Advance Review: Ultimate Spider-Man # 115

Advance Review

Ultimate Spider-Man # 115

Writer: Brian Michael Bendis

Pencils: Stuart Immonen

Inker: Wade von Grawbadger

Marvel Comics

At the start of this issue we see Spider-Man captured by S.H.I.E.L.D. since he went after Norman Osborn and was intercepted by Electro. This is Part 4 of Death of a Goblin, which has a focus on Spider-Man’s relationship with S.H.I.E.L.D. and S.H.I.E.L.D.’s with the superhero population.

Nick Fury is away, so Carol Danvers runs S.H.E.I.L.D. and uses Spidey as bait for the escaped Green Goblin. Kitty Pride, Spider-Man’s ex, gets involved and wackiness ensues. We continue on until a big fight leaves us with a minor cliffhanger ending. This is standard superheroics done well, so no real complaints here, except maybe that Danvers should have more important objectives than chit chatting with Spidey. It’s also a bit silly how easy it is to get into the Triskellion, a super villain prison.

The real point of the issue is Parker’s characterization. He naturally quips, but here uses it to hide his uncertainty about his life. He’s trying to grow up, a difficult enough endeavor without his secret identity constantly screwing everything up. This is dramatized well, but obviously unresolved. The comparison drawn is the Green Goblin attacking innocents, so while Peter’s life is messed up by the secret identity, that same secret identity protects those he loves and other innocents. This is a perfect illustration of why Spider-Man does what he does and far more effective than Peter’s stock “so I can sleep at night” answer.

The art is fine, but the colors make everything look strange, particularly the lighting which seems to change a few times, particularly at the finish of the issue. I’m also wildly sick of government bases being lit in blue.

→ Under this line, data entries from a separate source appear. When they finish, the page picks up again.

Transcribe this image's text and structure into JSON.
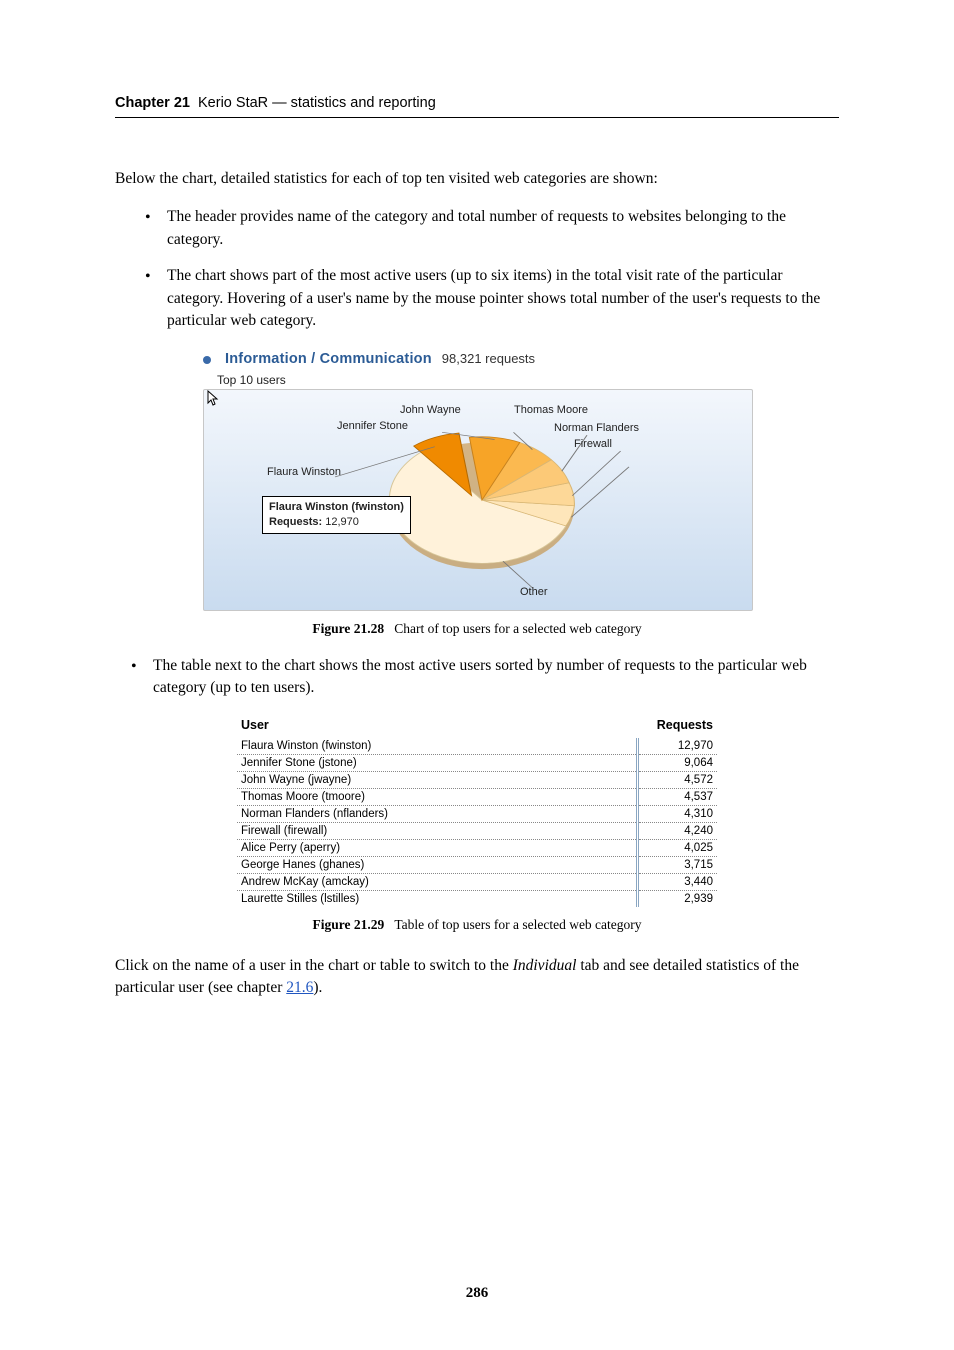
{
  "running_head": {
    "chapter": "Chapter 21",
    "title": "Kerio StaR — statistics and reporting"
  },
  "intro_text": "Below the chart, detailed statistics for each of top ten visited web categories are shown:",
  "bullets": [
    "The header provides name of the category and total number of requests to websites belonging to the category.",
    "The chart shows part of the most active users (up to six items) in the total visit rate of the particular category. Hovering of a user's name by the mouse pointer shows total number of the user's requests to the particular web category."
  ],
  "category": {
    "title": "Information / Communication",
    "requests_label": "98,321 requests"
  },
  "top10_label": "Top 10 users",
  "labels": {
    "john": "John Wayne",
    "jennifer": "Jennifer Stone",
    "flaura": "Flaura Winston",
    "thomas": "Thomas Moore",
    "norman": "Norman Flanders",
    "firewall": "Firewall",
    "other": "Other"
  },
  "tooltip": {
    "name": "Flaura Winston (fwinston)",
    "requests_label": "Requests:",
    "requests_value": "12,970"
  },
  "fig28_caption": {
    "num": "Figure 21.28",
    "text": "Chart of top users for a selected web category"
  },
  "bullet_after": "The table next to the chart shows the most active users sorted by number of requests to the particular web category (up to ten users).",
  "table": {
    "head": {
      "user": "User",
      "requests": "Requests"
    },
    "rows": [
      {
        "user": "Flaura Winston (fwinston)",
        "requests": "12,970"
      },
      {
        "user": "Jennifer Stone (jstone)",
        "requests": "9,064"
      },
      {
        "user": "John Wayne (jwayne)",
        "requests": "4,572"
      },
      {
        "user": "Thomas Moore (tmoore)",
        "requests": "4,537"
      },
      {
        "user": "Norman Flanders (nflanders)",
        "requests": "4,310"
      },
      {
        "user": "Firewall (firewall)",
        "requests": "4,240"
      },
      {
        "user": "Alice Perry (aperry)",
        "requests": "4,025"
      },
      {
        "user": "George Hanes (ghanes)",
        "requests": "3,715"
      },
      {
        "user": "Andrew McKay (amckay)",
        "requests": "3,440"
      },
      {
        "user": "Laurette Stilles (lstilles)",
        "requests": "2,939"
      }
    ]
  },
  "fig29_caption": {
    "num": "Figure 21.29",
    "text": "Table of top users for a selected web category"
  },
  "after": {
    "pre": "Click on the name of a user in the chart or table to switch to the ",
    "individual": "Individual",
    "mid": " tab and see detailed statistics of the particular user (see chapter ",
    "link": "21.6",
    "post": ")."
  },
  "page_number": "286",
  "chart_data": {
    "type": "pie",
    "title": "Information / Communication — Top 10 users",
    "total_requests": 98321,
    "series": [
      {
        "name": "Flaura Winston",
        "value": 12970,
        "color": "#f08a00"
      },
      {
        "name": "Jennifer Stone",
        "value": 9064,
        "color": "#f7a427"
      },
      {
        "name": "John Wayne",
        "value": 4572,
        "color": "#fbb950"
      },
      {
        "name": "Thomas Moore",
        "value": 4537,
        "color": "#fcc977"
      },
      {
        "name": "Norman Flanders",
        "value": 4310,
        "color": "#fdd898"
      },
      {
        "name": "Firewall",
        "value": 4240,
        "color": "#fee6ba"
      },
      {
        "name": "Other",
        "value": 58628,
        "color": "#fff2da"
      }
    ]
  }
}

This is fairly stock superheroics, but it dramatizes why Spider-Man does what he does and why he is who he is quite well. The contrast of the Goblin and who he and other villains choose to go after makes the point even more poignant. Anytime a middle issue in an arc can advance the plot properly and still manage to get across important thematic points, that issue is worth a read.